Moreover, most studies conducted the patient assessment and care through home visits, outpatient clinics and telephones. Recently, there have been attempts to expand access to palliative care through telemedicine despite barriers such as technical problems46 and participants’ digital literacy.47 Although there are some restrictions, telemedicine is expected to be settled in the medical field soon. Accordingly, it is assumed that telemedicine can be actively used in HbSC. Further, the adoption of digital health technologies, such as wearable devices and mobile healthcare programmes, will provide advantages such as anxiety relief and cognition of emergent situations.

One obstacle preventing patients’ use of HbSC is an economic problem. In the current situation in which the cost of inpatient hospice care is supported by health insurance, the payment of home care costs for each patient is a significant burden compared with inpatient care. However, if value and satisfaction for end-of-life patients are considered as the effectiveness, home-based palliative care is more cost-effective than inpatient hospice care. Therefore, it is essential to expand insurance support so that older patients with cancer can receive HbSC programmes free of the economic burden.

We systematically searched the literature on the effects of HbSC programmes on QoL of patients with advanced cancer. Unlike previous systematic reviews of the literature could not determine the efficiency of HbSC programmes on QoL,13 14 our study showed that HbSC programmes could be effective according to the content and aim of HbSC programme. However, this study has several limitations. First, as blinding and randomisation are difficult to accomplish in research on the current topic, there could be potential bias in the studies included in this systematic literature review.

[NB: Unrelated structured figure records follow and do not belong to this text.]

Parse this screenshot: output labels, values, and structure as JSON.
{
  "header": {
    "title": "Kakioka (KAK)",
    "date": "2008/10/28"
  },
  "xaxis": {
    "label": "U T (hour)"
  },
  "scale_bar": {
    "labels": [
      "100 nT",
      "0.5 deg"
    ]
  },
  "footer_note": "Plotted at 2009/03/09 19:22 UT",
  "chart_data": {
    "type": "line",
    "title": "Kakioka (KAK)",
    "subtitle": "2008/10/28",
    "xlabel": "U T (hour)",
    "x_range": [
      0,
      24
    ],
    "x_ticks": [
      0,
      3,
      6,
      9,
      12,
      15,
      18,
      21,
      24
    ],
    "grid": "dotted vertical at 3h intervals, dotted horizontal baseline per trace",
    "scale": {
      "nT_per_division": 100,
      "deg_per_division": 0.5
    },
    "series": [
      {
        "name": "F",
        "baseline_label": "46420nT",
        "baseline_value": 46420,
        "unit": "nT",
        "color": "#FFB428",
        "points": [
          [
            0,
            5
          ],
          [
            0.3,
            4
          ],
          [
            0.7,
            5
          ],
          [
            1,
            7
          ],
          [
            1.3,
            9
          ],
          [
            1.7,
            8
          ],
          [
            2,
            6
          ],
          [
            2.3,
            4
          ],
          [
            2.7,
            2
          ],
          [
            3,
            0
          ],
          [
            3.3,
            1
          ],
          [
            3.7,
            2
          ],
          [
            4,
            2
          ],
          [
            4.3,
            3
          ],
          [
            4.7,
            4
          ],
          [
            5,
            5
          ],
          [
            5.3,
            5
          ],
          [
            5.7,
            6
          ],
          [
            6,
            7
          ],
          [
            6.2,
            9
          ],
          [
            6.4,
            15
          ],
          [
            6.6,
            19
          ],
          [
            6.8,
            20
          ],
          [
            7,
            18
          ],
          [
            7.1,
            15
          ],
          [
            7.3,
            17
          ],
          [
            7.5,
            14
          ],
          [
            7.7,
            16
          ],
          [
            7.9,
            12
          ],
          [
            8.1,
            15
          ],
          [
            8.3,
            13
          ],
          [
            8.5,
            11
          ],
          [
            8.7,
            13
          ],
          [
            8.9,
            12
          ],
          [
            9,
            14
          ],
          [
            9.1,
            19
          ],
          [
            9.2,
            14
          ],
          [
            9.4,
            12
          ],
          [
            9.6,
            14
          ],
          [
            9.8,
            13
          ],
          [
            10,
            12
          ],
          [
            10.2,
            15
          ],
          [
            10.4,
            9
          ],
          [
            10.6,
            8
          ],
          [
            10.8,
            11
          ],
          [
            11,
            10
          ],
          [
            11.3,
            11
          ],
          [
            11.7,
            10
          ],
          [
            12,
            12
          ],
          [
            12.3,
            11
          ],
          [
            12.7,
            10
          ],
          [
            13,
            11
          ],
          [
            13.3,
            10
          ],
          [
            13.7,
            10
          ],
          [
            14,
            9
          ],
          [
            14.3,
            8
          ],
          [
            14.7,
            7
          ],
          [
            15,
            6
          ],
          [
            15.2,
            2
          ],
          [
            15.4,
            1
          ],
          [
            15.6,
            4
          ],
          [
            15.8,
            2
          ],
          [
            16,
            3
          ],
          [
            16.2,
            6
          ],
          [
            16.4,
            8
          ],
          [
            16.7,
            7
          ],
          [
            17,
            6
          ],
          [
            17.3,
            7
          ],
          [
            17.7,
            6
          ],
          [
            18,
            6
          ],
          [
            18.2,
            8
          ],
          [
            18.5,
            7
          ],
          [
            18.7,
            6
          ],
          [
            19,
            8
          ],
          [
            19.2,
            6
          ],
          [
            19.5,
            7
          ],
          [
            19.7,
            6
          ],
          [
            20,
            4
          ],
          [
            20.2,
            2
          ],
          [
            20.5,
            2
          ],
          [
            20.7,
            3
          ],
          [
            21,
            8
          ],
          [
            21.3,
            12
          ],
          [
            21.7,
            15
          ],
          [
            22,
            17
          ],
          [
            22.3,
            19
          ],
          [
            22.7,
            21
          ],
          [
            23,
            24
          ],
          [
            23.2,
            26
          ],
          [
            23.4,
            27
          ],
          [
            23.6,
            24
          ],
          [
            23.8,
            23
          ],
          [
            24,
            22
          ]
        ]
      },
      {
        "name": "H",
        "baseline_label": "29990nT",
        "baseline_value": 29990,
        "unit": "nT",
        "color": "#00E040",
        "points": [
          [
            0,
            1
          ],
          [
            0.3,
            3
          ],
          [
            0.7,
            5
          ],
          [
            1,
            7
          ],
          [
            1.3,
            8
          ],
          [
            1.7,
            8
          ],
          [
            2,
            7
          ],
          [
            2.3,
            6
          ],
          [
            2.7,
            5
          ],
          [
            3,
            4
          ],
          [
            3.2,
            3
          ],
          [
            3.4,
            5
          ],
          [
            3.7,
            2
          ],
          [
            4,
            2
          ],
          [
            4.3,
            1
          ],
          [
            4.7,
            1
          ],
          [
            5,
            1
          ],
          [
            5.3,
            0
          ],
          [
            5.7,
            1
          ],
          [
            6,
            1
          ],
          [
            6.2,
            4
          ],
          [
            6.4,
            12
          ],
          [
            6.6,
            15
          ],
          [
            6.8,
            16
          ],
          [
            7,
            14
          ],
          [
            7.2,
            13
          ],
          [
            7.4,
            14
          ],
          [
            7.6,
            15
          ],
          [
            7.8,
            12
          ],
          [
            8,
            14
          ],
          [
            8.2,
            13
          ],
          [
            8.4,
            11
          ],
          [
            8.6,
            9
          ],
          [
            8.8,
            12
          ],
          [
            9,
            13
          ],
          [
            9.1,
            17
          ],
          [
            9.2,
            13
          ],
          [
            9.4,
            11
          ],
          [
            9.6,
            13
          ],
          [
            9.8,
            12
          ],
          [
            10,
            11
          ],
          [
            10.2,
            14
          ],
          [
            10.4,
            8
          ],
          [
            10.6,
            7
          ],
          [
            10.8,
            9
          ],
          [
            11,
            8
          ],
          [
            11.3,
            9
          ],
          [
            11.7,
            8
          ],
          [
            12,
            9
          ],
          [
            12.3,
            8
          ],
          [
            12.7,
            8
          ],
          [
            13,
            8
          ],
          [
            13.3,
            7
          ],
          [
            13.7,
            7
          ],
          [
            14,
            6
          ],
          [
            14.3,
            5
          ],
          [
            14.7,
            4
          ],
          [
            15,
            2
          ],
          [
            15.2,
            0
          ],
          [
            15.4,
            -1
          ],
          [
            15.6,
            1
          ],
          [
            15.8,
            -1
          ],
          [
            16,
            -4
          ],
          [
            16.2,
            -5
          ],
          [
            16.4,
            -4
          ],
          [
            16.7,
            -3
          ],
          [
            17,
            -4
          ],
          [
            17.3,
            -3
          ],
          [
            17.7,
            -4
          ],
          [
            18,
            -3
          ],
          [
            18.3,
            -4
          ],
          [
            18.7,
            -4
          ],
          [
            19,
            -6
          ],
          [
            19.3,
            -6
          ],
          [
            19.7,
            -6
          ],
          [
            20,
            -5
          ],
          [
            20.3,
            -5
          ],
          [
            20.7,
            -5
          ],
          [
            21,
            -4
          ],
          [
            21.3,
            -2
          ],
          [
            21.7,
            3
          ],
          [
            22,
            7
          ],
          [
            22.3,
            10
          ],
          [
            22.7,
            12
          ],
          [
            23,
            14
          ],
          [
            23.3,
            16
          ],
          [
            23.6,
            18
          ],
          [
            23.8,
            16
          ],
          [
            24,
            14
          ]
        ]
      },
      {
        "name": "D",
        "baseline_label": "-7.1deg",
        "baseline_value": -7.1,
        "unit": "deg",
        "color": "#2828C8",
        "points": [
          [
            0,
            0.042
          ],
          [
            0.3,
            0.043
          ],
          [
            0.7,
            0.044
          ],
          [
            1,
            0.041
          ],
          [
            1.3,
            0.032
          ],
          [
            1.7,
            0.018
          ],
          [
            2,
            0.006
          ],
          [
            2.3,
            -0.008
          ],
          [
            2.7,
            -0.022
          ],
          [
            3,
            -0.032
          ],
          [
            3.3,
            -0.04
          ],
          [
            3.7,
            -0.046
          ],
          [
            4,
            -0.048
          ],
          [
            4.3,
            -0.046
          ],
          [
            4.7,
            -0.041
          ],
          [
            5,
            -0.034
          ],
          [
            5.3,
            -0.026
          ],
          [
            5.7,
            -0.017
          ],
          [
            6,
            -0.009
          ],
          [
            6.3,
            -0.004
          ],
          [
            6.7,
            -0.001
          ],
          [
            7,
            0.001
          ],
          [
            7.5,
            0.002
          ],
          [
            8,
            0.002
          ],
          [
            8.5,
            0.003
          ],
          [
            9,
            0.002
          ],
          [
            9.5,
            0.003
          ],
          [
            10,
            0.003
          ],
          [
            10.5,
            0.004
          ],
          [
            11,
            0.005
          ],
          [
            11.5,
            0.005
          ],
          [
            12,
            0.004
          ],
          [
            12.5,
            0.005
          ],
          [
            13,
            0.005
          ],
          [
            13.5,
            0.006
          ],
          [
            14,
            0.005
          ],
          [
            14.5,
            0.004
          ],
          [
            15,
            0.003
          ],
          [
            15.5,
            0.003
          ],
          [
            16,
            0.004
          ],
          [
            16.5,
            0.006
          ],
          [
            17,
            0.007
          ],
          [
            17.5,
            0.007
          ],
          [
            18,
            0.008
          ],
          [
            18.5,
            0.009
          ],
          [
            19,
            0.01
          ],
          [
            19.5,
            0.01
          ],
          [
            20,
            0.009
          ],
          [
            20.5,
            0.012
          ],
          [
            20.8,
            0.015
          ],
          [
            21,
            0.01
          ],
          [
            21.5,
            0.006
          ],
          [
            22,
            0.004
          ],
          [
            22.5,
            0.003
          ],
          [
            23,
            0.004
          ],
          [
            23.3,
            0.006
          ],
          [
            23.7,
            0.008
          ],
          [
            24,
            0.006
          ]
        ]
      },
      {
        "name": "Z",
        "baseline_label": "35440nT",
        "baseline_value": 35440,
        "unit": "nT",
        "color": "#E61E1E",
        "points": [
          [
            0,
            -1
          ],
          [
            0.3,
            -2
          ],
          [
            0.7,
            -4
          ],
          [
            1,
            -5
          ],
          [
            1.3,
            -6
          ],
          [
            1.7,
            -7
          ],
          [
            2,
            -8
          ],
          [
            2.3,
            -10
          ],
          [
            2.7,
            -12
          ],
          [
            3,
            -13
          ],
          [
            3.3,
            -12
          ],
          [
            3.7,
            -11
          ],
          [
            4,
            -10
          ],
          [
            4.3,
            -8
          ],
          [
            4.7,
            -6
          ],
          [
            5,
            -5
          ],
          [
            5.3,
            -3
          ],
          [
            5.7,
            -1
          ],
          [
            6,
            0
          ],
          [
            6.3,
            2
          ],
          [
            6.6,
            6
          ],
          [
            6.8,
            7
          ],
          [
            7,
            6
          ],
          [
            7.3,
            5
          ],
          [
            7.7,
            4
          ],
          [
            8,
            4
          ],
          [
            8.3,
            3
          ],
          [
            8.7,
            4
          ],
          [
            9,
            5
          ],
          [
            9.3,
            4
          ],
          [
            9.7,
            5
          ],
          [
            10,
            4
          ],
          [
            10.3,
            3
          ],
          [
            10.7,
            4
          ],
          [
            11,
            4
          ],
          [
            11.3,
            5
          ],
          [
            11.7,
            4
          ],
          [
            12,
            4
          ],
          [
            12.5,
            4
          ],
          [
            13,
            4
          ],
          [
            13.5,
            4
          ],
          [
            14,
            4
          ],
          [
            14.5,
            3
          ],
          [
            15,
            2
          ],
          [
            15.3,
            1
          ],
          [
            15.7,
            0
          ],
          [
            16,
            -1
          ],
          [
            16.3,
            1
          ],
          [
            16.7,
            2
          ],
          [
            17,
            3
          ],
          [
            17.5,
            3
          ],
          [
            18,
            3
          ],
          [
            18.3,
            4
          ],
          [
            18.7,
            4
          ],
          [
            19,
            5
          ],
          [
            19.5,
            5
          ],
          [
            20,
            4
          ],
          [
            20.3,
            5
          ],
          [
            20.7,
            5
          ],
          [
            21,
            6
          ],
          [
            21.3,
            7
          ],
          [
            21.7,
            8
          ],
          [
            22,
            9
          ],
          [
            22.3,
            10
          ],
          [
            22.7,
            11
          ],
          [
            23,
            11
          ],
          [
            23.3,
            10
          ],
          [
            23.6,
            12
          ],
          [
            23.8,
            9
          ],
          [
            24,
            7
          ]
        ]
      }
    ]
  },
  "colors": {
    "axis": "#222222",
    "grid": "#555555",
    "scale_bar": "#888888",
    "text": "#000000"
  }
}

In all studies included, home care was provided to all patients enrolled in the intervention arm, and these patient populations were selected for vague inclusion criteria regarding the state of illness. Additionally, standard palliative care through outpatient clinics was provided to the control arm, which could have diluted the difference between the intervention and control groups. Second, there is also a possibility of information bias owing to language restriction. The current review only explored studies published in English. However, owing to varying cultural and medical backgrounds in different nations, studies conducted in various nations are likely to report different results. Third, there is a relative lack of quality studies evaluated highly according to SIGN criteria. As pain and QoL continually exacerbate, particularly in patients with advanced cancer, it is difficult to assess the impact of home care on QoL; a more sophisticated study design may be needed. It is needed that further research with delicately defined outcome indicators and more patients with identical cancer status.